English Japanese
Hayamizu-Tamura Laboratory 
Gifu University Faculty of Engineering
Hayamizu - Tamura Laboratory

Multi-Modal

 Multi-modal Group is conducting research on multi-modal information processing using a combination of information processing technologies such as audio processing and image processing. Multi-modal processing can be expected to improve accuracy compared to uni-modal processing.

 In order to improve the accuracy of speech processing such as speech recognition, robustness under noisy conditions and in real environments is indispensable. Therefore, we are researching a method to perform robust speech information processing that is robust against noise by using image information (around the lips) that is not affected by speech noise.

 The technology of processing using information that integrates both audio information and image information is generally called “bi-modal” or “multi-modal” information processing. This group mainly conducts researches on multimodal speech recognition.

Speech recognition

 Speech recognition is a technology that converts semantic information which is contained in human voice input to a computer, into a character string. With current speech recognition technology, simple speech content can provide nearly 100% recognition performance for speech read out in a quiet environment. On the other hand, the recognition performance under the conditions of noisy environments or wild utterances where humans talk with each other is still insufficient. Therefore, we are researching to achieve higher recognition performance.

Multi-modal speech recognition

 In this group, we are studying a multi-modal speech recognition method that uses both speech information and lip moving images during the speech. This technique can be expected to improve speech recognition performance even in noisy environments. Intuitively, image recognition using lip images complements parts that are difficult with speech recognition. The method of predicting speech by image recognition is called “lip reading”.

1.Recognition model

 We research for construction a model that recognizes the utterance content. In recent years, recognition models have often been constructed with deep speech/image recognition (lip reading) algorithms, which constructed with the knowledge of deep learning.

2.Feature and multimodal integration

 In order to achieve higher performance speech recognition, we are studying image features that take utterance information into account and effective methods for integrating speech and images. For voice features, MFCC (Mel Frequency Cepstral Coefficient) is used. For image features, DBNF (Deep Bottle Neck Feature, by deep learning) is used.

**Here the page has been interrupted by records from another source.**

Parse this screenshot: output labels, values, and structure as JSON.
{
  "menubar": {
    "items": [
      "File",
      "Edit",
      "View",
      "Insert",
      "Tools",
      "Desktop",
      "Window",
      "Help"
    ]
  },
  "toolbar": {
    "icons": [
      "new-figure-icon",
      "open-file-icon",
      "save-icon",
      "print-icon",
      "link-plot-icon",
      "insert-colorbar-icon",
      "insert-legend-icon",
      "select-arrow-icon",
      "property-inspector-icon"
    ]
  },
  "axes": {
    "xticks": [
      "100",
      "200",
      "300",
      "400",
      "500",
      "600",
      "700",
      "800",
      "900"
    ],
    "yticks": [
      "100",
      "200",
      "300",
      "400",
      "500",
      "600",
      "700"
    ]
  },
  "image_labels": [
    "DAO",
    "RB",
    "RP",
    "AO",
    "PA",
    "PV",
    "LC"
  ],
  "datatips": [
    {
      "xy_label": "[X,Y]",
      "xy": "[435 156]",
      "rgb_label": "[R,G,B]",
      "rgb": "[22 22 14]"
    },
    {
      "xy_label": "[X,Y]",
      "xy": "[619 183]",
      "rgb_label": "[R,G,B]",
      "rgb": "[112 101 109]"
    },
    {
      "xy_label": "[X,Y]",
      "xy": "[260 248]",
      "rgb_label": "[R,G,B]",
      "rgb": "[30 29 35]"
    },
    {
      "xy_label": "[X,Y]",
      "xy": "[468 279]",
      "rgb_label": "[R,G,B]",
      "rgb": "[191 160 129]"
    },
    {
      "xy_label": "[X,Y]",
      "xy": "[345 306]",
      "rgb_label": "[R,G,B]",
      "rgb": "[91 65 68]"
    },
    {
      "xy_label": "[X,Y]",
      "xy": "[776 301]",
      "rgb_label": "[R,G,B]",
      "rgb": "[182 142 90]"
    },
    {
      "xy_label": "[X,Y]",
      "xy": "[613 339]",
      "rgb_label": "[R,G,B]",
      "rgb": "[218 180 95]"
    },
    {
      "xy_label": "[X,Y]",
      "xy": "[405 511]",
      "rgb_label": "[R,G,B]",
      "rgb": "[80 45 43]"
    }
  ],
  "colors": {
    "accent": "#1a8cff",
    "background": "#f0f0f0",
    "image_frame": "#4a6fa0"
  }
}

3.Large vocabulary multi-modal speech recognition

 There are many corpora of multi-modal speech recognition tasks for digit utterance tasks. However, there are few corpora available for large vocabulary multi-modal speech recognition. Therefore, this group is also conducting research on large vocabulary multi-modal speech recognition such as corpus construction.

4.Real-time speech recognition

 Using the technology built by this group, we are building a multi-modal speech recognition system capable of real-time processing.
In this research field, we are also performing multi-modal speech recognition using distance image information using Kinect.